The desire to win him back—to be somebody Shephard could talk to and rely on—was one part of her compulsion to track down 30 April. She needed desperately to redeem herself. To make good, if it could be done. But old lies and Ricin Boy and a bomb in a West Virginia trailer had changed all that. She’d probably never hear Tom’s voice again.
You could call Bureau Headquarters,
she thought.
Get somebody in Domestic Terrorism and ask for the victims’ names. Say you’re calling from Hank’s, in Long Island . . .
But Steve Price brought her thoughts sharply back to the Porsche and the road, stilled her hand as it reached for the cell phone in her purse.
“Weird, isn’t it, to think of that girl and the big bad terrorist?” Price said conversationally. “Fucking Mommy and Daddy with her rebellion while she does the criminal genius on the side. Freud would have a field day.”

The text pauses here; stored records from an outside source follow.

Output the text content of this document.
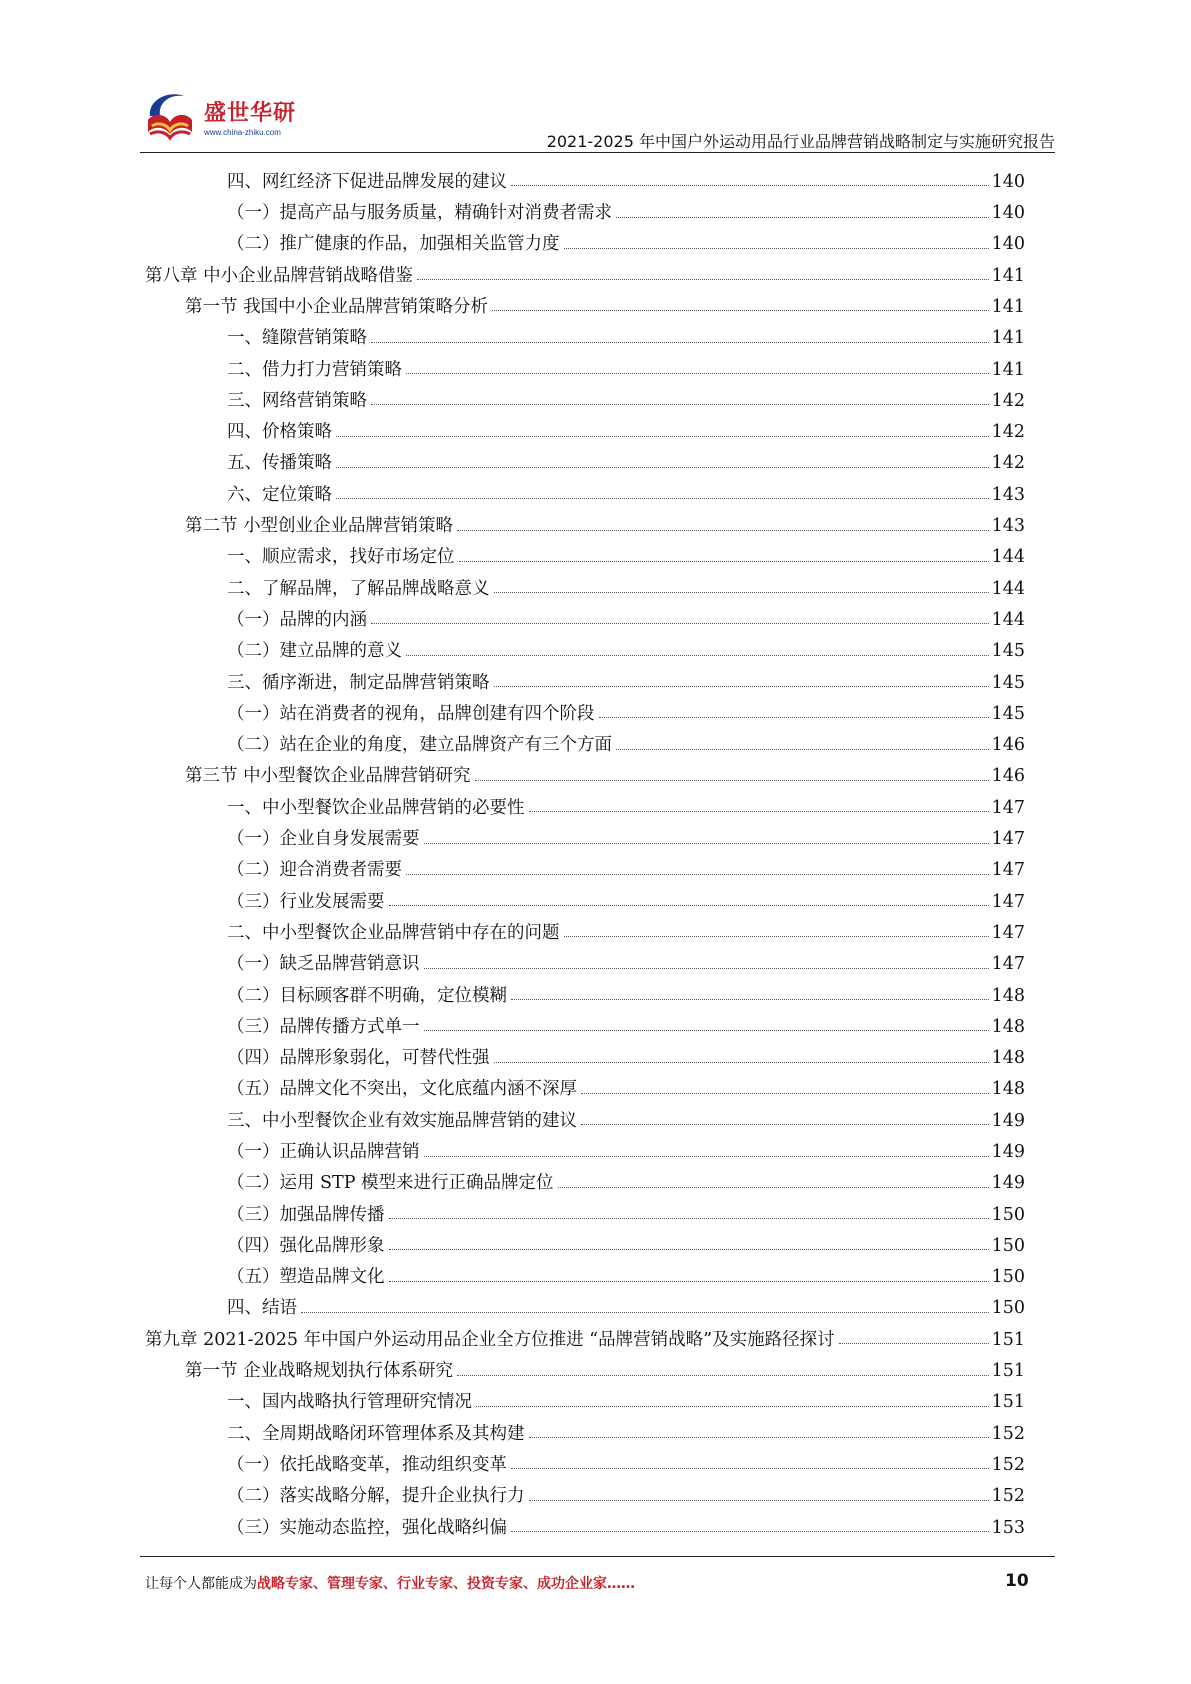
盛世华研
www.china-zhiku.com	2021-2025 年中国户外运动用品行业品牌营销战略制定与实施研究报告
四、网红经济下促进品牌发展的建议	140
（一）提高产品与服务质量，精确针对消费者需求	140
（二）推广健康的作品，加强相关监管力度	140
第八章 中小企业品牌营销战略借鉴	141
第一节 我国中小企业品牌营销策略分析	141
一、缝隙营销策略	141
二、借力打力营销策略	141
三、网络营销策略	142
四、价格策略	142
五、传播策略	142
六、定位策略	143
第二节 小型创业企业品牌营销策略	143
一、顺应需求，找好市场定位	144
二、了解品牌，了解品牌战略意义	144
（一）品牌的内涵	144
（二）建立品牌的意义	145
三、循序渐进，制定品牌营销策略	145
（一）站在消费者的视角，品牌创建有四个阶段	145
（二）站在企业的角度，建立品牌资产有三个方面	146
第三节 中小型餐饮企业品牌营销研究	146
一、中小型餐饮企业品牌营销的必要性	147
（一）企业自身发展需要	147
（二）迎合消费者需要	147
（三）行业发展需要	147
二、中小型餐饮企业品牌营销中存在的问题	147
（一）缺乏品牌营销意识	147
（二）目标顾客群不明确，定位模糊	148
（三）品牌传播方式单一	148
（四）品牌形象弱化，可替代性强	148
（五）品牌文化不突出，文化底蕴内涵不深厚	148
三、中小型餐饮企业有效实施品牌营销的建议	149
（一）正确认识品牌营销	149
（二）运用 STP 模型来进行正确品牌定位	149
（三）加强品牌传播	150
（四）强化品牌形象	150
（五）塑造品牌文化	150
四、结语	150
第九章 2021-2025 年中国户外运动用品企业全方位推进 “品牌营销战略”及实施路径探讨	151
第一节 企业战略规划执行体系研究	151
一、国内战略执行管理研究情况	151
二、全周期战略闭环管理体系及其构建	152
（一）依托战略变革，推动组织变革	152
（二）落实战略分解，提升企业执行力	152
（三）实施动态监控，强化战略纠偏	153
让每个人都能成为战略专家、管理专家、行业专家、投资专家、成功企业家……	10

It was a sordid little story Gerry O’Brien had poured out last night: how his daughter, a slight creature with enormous dark eyes behind her thick glasses and the frail, floating fingers of a poet, had fallen in love with science and destiny. She had a gift for research, Adrienne—something of her father’s native brilliance, although Gerry O’Brien simply called it intelligence when he spoke of himself. The girl had been mesmerized by Krucevic: by his message of genetic determination, of racial purity, of the refinement of the human strain to eradicate all that was mediocre. It was an old message—old as the campaigns to Sterilize the Unfit that had swept through the West at the turn of the last century, wizened as the Nazi dream—but to Adrienne it was a revelation. Genes determined eye color, femur length, the description of an earlobe; why was it incomprehensible that they should determine intelligence as well?

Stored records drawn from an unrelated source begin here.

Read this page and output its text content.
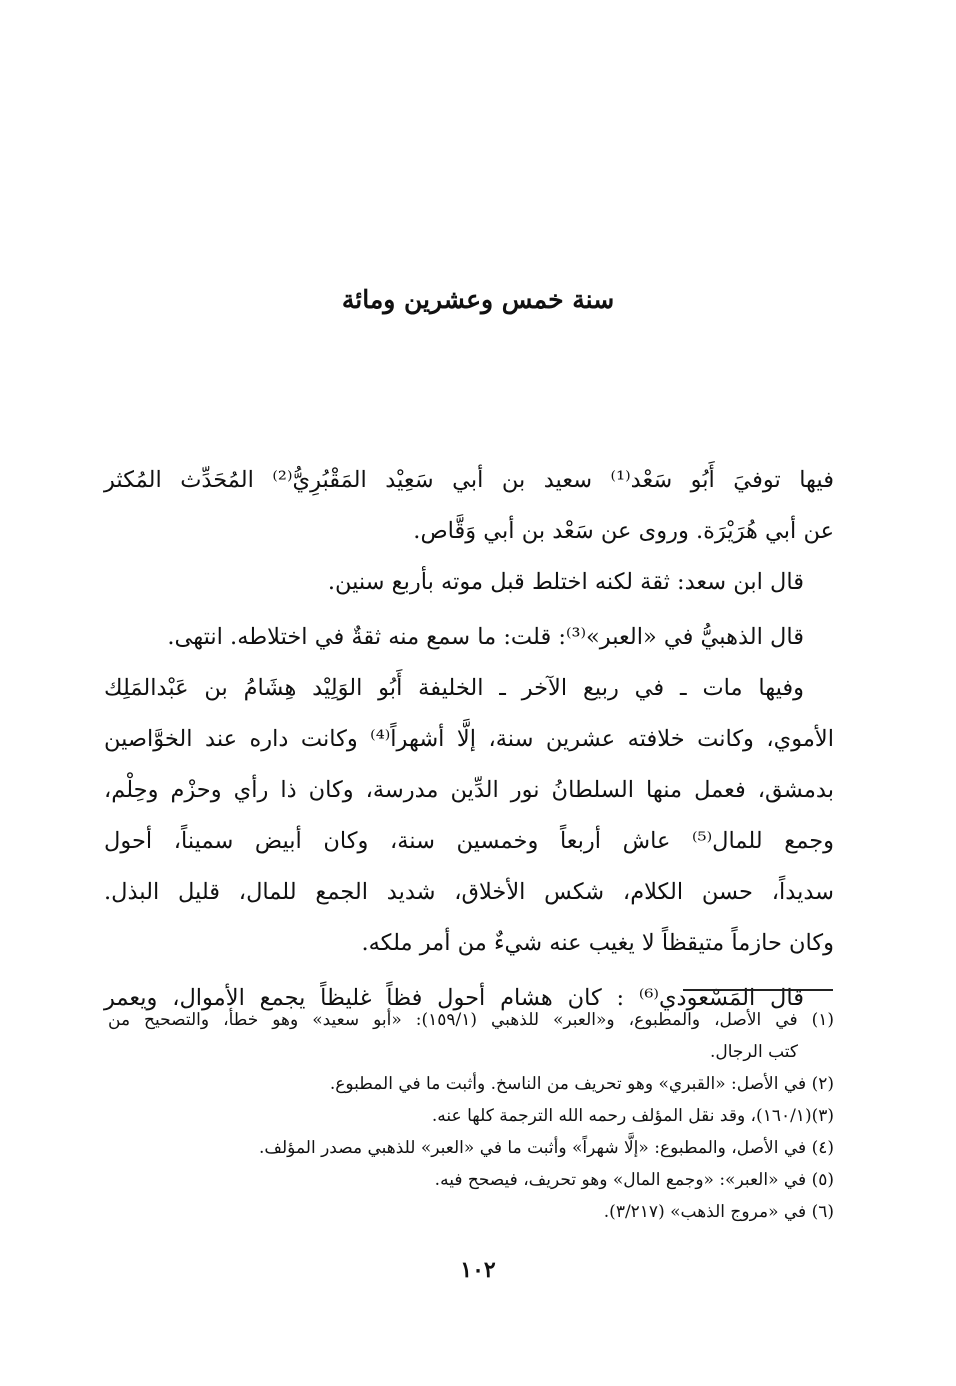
سنة خمس وعشرين ومائة
فيها توفيَ أَبُو سَعْد⁽¹⁾ سعيد بن أبي سَعِيْد المَقْبُرِيُّ⁽²⁾ المُحَدِّث المُكثر
عن أبي هُرَيْرَة. وروى عن سَعْد بن أبي وَقَّاص.
قال ابن سعد: ثقة لكنه اختلط قبل موته بأربع سنين.
قال الذهبيُّ في «العبر»⁽³⁾: قلت: ما سمع منه ثقةٌ في اختلاطه. انتهى.
وفيها مات ـ في ربيع الآخر ـ الخليفة أَبُو الوَلِيْد هِشَامُ بن عَبْدالمَلِك
الأموي، وكانت خلافته عشرين سنة، إلَّا أشهراً⁽⁴⁾ وكانت داره عند الخوَّاصين
بدمشق، فعمل منها السلطانُ نور الدِّين مدرسة، وكان ذا رأي وحزْم وحِلْم،
وجمع للمال⁽⁵⁾ عاش أربعاً وخمسين سنة، وكان أبيض سميناً، أحول
سديداً، حسن الكلام، شكس الأخلاق، شديد الجمع للمال، قليل البذل.
وكان حازماً متيقظاً لا يغيب عنه شيءٌ من أمر ملكه.
قال المَسْعودي⁽⁶⁾ : كان هشام أحول فظاً غليظاً يجمع الأموال، ويعمر
(١) في الأصل، والمطبوع، و«العبر» للذهبي (١٥٩/١): «أبو سعيد» وهو خطأ، والتصحيح من
كتب الرجال.
(٢) في الأصل: «القبري» وهو تحريف من الناسخ. وأثبت ما في المطبوع.
(٣)(١٦٠/١)، وقد نقل المؤلف رحمه الله الترجمة كلها عنه.
(٤) في الأصل، والمطبوع: «إلَّا شهراً» وأثبت ما في «العبر» للذهبي مصدر المؤلف.
(٥) في «العبر»: «وجمع المال» وهو تحريف، فيصحح فيه.
(٦) في «مروج الذهب» (٣/٢١٧).
١٠٢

“She fell under his thrall,” O’Brien had said, as though the girl had been taken body and soul into the realm of the Undead. “She could talk of nothing else. How her career path was formed. The search for what she called the Intelligence Gene. I thought it was all science. I didn’t understand he’d taken her until the baby began to show.”
It was all comprehensible then: the sudden abandonment as Mlan returned to Yugoslavia and his own private war; the O’Briens’ hasty return to the United States; the disappearance of Adrienne from the divorce decree. By that time, O’Brien explained, she was living in a home for unwed mothers and had declared herself a ward of the state. She refused to recognize Candace and Gerry as her parents.

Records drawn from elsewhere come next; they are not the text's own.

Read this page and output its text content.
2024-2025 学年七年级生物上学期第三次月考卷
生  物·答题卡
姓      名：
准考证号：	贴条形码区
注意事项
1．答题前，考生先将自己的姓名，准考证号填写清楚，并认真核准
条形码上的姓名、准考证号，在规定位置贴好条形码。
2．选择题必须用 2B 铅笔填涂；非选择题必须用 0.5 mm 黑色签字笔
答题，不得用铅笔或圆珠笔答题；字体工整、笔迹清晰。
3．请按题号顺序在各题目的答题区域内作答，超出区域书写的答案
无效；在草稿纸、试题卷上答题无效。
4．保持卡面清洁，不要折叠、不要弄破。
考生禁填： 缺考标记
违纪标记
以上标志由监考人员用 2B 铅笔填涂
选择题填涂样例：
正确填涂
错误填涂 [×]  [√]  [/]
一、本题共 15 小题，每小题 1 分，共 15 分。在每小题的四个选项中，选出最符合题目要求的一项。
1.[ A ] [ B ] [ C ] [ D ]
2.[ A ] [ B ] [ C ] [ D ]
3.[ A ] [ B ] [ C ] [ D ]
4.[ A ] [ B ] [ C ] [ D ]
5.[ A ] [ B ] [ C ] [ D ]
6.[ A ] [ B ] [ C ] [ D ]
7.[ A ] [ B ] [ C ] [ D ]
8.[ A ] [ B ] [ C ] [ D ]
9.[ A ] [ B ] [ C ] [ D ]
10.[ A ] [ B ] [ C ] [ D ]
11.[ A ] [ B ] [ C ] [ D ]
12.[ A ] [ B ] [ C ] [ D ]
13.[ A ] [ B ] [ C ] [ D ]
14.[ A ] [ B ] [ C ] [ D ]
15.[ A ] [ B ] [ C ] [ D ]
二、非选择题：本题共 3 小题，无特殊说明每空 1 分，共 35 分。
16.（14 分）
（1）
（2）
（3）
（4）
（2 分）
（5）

“But why the divorce?” Steve Price had asked quietly. “What did this mess have to do with the two of you?”
“I can see you’re not a parent,” the professor said simply. “If you were, that is a question you would never have to ask.”
They were driving now toward the Allegheny Mountains and Rochester, Pennsylvania, because in the last few seconds before showing them the door Gerry O’Brien had given them Adrienne’s address.
“She never gave up the child for adoption,” he told them. “I understand it was a boy. She lives in seclusion, in a sort of house attached to a laboratory; the recipient, I believe, of a MacArthur Fellowship. I suppose I ought to be proud. She has accomplished so much—”
“How did you get her address,” Caroline interrupted, “if she cut all ties to you?”
“My wife. She had it from Krucevic.” The mild blue eyes met Caroline’s bleakly. “I learned only a few months ago that the two of them had corresponded for years. I may add that it was one of the greatest shocks of my life.”